The Future of Flying Base Stations: Empirical and Numerical Investigations of mmWave-Enabled UAVs

Abstract

Nowadays, wireless communications are ubiquitously available. However, as pervasive as this technology is, there are distinct situations, such as during substantial public events, catastrophic disasters, or unexpected malfunctions of base stations (BSs), where the reliability of these communications might be jeopardized. Such scenarios highlight the vulnerabilities inherent in our current infrastructure. As a result, there is growing interest in establishing temporary networks that offer high-capacity communications and can adaptively shift service locations.
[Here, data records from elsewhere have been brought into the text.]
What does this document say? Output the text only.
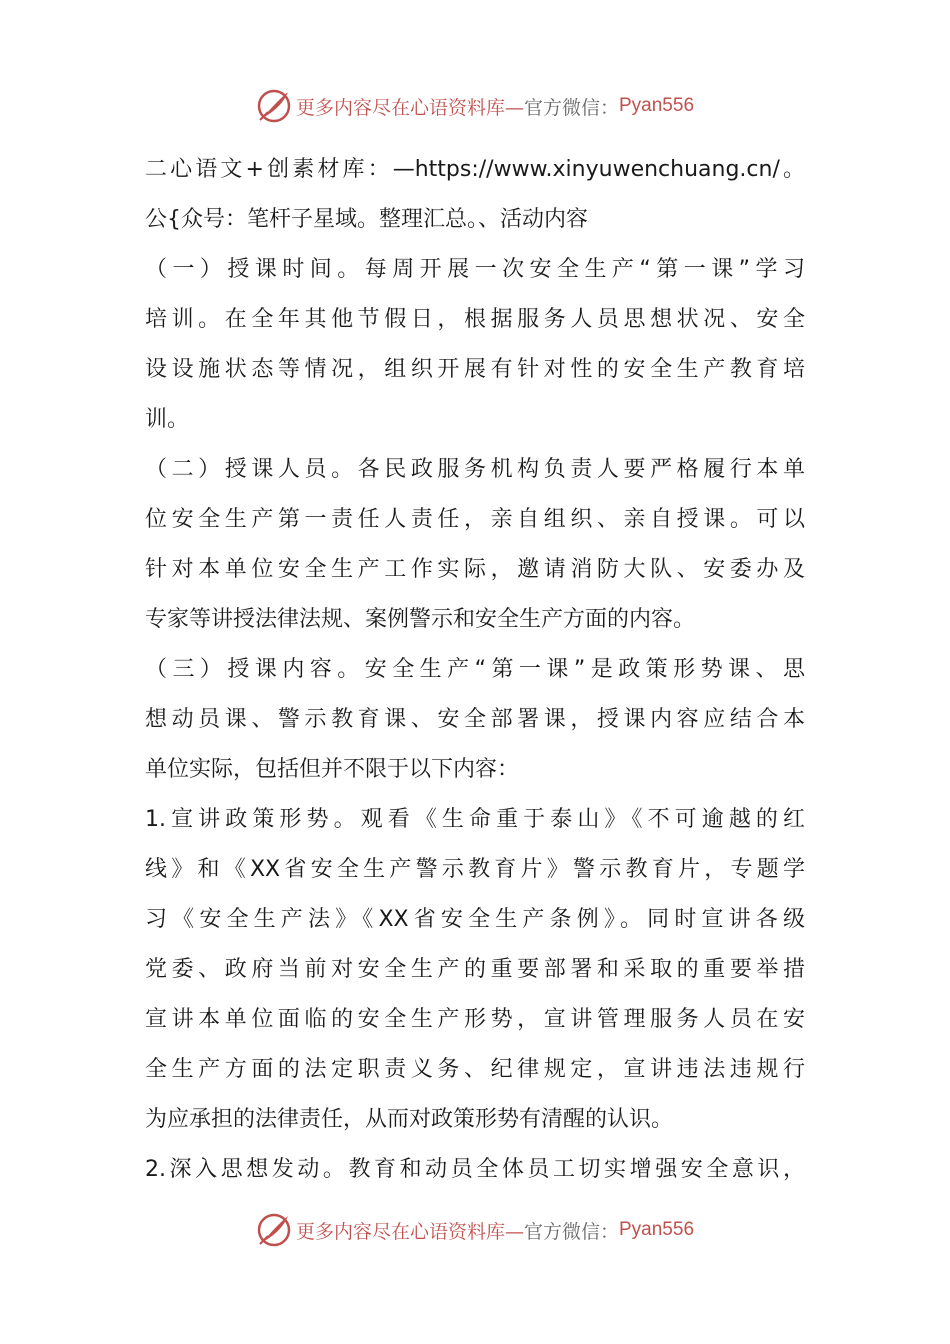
更多内容尽在心语资料库— 官方微信： Pyan556
二心语文+创素材库：—https://www.xinyuwenchuang.cn/。
公{众号：笔杆子星域。整理汇总。、活动内容
（一）授课时间。每周开展一次安全生产“第一课”学习
培训。在全年其他节假日，根据服务人员思想状况、安全
设设施状态等情况，组织开展有针对性的安全生产教育培
训。
（二）授课人员。各民政服务机构负责人要严格履行本单
位安全生产第一责任人责任，亲自组织、亲自授课。可以
针对本单位安全生产工作实际，邀请消防大队、安委办及
专家等讲授法律法规、案例警示和安全生产方面的内容。
（三）授课内容。安全生产“第一课”是政策形势课、思
想动员课、警示教育课、安全部署课，授课内容应结合本
单位实际，包括但并不限于以下内容：
1.宣讲政策形势。观看《生命重于泰山》《不可逾越的红
线》和《XX省安全生产警示教育片》警示教育片，专题学
习《安全生产法》《XX省安全生产条例》。同时宣讲各级
党委、政府当前对安全生产的重要部署和采取的重要举措
宣讲本单位面临的安全生产形势，宣讲管理服务人员在安
全生产方面的法定职责义务、纪律规定，宣讲违法违规行
为应承担的法律责任，从而对政策形势有清醒的认识。
2.深入思想发动。教育和动员全体员工切实增强安全意识，
更多内容尽在心语资料库— 官方微信： Pyan556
To address this gap, this paper investigates the promising avenue of merging two powerful technologies: Unmanned Aerial Vehicles (UAVs) and millimeter-wave (mmWave) transmissions. UAVs, with their ability to be operated remotely and to take flight without being constrained by terrestrial limitations, present a compelling case for being the cellular BSs of the future. When integrated with the high-speed data transfer capabilities of mmWave technology, the potential is boundless. We embark on a hands-on approach to provide a tangible foundation for our hypothesis. We carry out comprehensive experiments using an actual UAV equipped with an mmWave device. Our main objective is to meticulously study its radio wave propagation attributes when the UAVs are in flight mode. The insights gleaned from this hands-on experimentation are profound. We contrast our experimental findings with a rigorous numerical analysis to refine our understanding. This comparative study aimed to shed light on the intricacies of wave propagation behaviors within the vast expanse of the atmosphere.